Uber will also be outlawed in France from 1 January, and has also been banned in The Netherlands and Brussels.
Having only arrived in Spain in April this year, a court injunction against Uber was requested by the Association Madrileña Del Taxi earlier this month, and on 30 December a formal ruling arrived on Uber's doorstep, preventing it from operating in the country.
Uber's Spanish team said in a blog post: "We are temporarily suspending Uber Pop in Spain while we appeal the court ruling and look to develop new options to give Spaniards access to safe, reliable rides."
Having ignored requests from other authorities in the past, Uber is taking the ban in Spain more seriously, saying it "will collaborate with Spanish politicians to develop the modern framework needed to create a permanent home for Uber and the sharing economy".

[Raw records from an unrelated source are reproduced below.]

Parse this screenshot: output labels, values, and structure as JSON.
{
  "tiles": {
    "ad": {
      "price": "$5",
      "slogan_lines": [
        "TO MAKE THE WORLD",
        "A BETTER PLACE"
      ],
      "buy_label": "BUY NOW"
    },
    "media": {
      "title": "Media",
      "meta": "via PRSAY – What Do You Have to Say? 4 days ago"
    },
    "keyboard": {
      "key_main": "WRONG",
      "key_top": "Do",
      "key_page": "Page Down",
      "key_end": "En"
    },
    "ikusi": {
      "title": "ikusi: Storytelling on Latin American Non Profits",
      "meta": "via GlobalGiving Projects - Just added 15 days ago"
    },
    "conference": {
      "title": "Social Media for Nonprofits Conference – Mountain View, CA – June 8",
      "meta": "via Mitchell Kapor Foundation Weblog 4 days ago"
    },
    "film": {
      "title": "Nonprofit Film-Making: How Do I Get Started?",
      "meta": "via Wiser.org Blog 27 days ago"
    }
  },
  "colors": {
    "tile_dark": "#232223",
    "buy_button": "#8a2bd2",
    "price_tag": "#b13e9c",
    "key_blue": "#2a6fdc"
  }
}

In addition to its efforts in Spain, Uber is also working with authorities in India, following the banning of its service in New Delhi following a suspected rape, and in the US city of Portland, Oregon, where it was banned after launching without authorisation from the authorities.
Meanwhile, Liam Griffin, the chief executive of Addison lee, the UK's largest taxi company, blasted Transport for London for allowing Uber to operate in the capital and "letting down" the tradition black cab industry.
"TfL completely and utterly bottled it," Griffin told the Evening Standard. "They decided that they would fold and not enforce regulations that they have done to us for a long, long time on the basis that they are worried about being sued by Uber."
TfL claims Uber, which was recently valued at $40bn (£26bn), "meets all the requirements to be a licensed private hire operator".
Earlier this month, Uber CEO Travis Kalanick blogged to outline plans for "a new Uber" going into 2015.
"We will be making changes in the months ahead. Done right, it will lead to a smarter and more humble company that sets new standards in data privacy, gives back more to the cities we serve and defines and refines our company culture effectively," he wrote.